Cherokee Creek Boys School is an American therapeutic boarding school for boys located at 198 Cooper Road, Westminster, South Carolina, United States. Cherokee Creek has been fully accredited by the Southern Association of Colleges and Schools (SACS) since 2005, and is licensed by the state of South Carolina. The school is also a member of the National Association of Therapeutic Schools and Programs (NATSAP).

History

Cherokee Creek Boys School was founded by Beth Black and Jackson Culotta, after Black enrolled her son in a therapeutic school where Culotta was employed.
The school is a place where struggling middle-school boys receive assistance from licensed therapists and qualified counselors to help them address specific physical, academic, emotional, and social skill needs for each student.
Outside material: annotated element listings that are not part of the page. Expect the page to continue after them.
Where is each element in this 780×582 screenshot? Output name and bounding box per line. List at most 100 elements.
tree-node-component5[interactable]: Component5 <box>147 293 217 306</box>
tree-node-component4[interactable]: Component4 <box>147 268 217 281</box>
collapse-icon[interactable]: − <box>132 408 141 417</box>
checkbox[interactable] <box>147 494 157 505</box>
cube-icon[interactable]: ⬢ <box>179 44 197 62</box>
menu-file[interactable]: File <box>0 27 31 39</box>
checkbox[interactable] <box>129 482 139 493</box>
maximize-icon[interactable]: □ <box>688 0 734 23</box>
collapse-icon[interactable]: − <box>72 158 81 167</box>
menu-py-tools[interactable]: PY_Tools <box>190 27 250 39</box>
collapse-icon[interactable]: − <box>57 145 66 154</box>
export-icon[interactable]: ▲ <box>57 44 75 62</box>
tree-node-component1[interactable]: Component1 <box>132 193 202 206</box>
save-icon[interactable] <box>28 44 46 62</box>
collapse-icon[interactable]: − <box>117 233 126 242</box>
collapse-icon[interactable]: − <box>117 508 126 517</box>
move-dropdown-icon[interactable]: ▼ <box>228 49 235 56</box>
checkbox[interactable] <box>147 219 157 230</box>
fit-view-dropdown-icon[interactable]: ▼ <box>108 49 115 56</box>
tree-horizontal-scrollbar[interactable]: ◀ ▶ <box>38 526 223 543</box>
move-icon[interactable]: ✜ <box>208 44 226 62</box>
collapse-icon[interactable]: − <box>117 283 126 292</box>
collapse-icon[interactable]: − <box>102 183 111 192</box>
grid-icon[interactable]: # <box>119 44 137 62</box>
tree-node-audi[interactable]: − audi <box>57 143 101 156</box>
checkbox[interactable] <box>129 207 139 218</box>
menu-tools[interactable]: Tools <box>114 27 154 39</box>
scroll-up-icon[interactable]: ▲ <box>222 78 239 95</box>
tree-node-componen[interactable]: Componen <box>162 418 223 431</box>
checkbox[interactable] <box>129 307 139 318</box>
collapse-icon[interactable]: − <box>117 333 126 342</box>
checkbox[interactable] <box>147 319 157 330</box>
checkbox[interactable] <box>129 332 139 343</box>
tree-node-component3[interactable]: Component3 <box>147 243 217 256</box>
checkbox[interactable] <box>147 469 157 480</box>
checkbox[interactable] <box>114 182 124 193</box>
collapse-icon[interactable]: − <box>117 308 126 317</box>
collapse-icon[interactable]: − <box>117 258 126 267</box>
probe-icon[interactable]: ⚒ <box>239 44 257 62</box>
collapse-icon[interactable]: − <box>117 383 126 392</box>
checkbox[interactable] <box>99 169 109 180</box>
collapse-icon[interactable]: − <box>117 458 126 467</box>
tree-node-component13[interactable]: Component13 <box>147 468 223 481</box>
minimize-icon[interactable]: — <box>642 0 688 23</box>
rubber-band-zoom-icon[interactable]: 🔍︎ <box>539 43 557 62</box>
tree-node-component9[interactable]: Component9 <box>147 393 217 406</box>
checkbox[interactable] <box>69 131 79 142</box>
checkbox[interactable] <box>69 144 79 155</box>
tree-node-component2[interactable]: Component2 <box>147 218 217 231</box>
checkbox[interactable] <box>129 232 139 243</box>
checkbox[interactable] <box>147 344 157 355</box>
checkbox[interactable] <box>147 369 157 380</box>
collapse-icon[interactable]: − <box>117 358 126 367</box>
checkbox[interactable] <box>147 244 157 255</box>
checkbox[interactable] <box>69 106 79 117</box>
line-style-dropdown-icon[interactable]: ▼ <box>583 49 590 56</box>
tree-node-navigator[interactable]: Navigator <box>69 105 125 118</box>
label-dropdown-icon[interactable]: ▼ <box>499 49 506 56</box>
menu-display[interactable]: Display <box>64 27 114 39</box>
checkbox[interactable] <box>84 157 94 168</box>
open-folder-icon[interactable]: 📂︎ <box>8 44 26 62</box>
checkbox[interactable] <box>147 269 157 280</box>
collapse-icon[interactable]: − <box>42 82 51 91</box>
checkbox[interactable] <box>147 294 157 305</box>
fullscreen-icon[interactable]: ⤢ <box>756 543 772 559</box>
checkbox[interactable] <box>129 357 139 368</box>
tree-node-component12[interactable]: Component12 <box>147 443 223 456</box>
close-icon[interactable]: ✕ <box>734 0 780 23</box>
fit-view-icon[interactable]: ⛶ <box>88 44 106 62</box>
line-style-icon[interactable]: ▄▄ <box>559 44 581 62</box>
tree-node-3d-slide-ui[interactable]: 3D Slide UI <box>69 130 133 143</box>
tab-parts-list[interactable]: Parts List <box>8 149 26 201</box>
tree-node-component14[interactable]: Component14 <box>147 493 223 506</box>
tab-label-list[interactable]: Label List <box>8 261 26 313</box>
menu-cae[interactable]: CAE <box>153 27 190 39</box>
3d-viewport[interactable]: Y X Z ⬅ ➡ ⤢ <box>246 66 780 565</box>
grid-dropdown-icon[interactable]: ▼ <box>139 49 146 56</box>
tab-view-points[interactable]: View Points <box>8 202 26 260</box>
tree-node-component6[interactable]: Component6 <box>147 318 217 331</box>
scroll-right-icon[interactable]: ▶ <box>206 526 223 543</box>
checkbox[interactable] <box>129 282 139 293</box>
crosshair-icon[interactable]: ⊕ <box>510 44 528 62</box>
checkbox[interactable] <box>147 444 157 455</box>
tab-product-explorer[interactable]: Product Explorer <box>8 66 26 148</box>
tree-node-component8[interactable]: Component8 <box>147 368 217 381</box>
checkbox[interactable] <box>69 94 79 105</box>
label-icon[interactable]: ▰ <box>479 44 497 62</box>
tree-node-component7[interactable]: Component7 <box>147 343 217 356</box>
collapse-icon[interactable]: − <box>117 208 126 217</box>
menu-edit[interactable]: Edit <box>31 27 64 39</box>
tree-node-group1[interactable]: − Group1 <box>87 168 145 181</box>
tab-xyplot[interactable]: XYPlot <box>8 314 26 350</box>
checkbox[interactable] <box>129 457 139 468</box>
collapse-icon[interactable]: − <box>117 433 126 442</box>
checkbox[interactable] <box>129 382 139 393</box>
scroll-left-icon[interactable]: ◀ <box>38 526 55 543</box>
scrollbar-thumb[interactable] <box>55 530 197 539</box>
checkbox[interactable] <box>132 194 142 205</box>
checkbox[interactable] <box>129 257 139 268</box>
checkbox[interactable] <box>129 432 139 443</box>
Students that come to Cherokee Creek Boys School are typically challenged with one of the following: Attention Deficit Disorder (ADD/ADHD), Autism, Asperger's Syndrome, depression, anxiety, defiant behavior, under-developed social skills, or learning disabilities.

Description

The staff at Cherokee Creek Boys School employ four core areas within the program: Personal Enrichment (ex. league sports, guitar lessons, martial arts), Academics (ex. Individual Education Plans and special academic services), Therapetic Services (ex. individual and group therapy, group counseling, crisis intervention and family therapy), and Health/Recreation (ex. swimming, hiking, boating, horseback riding, and camping).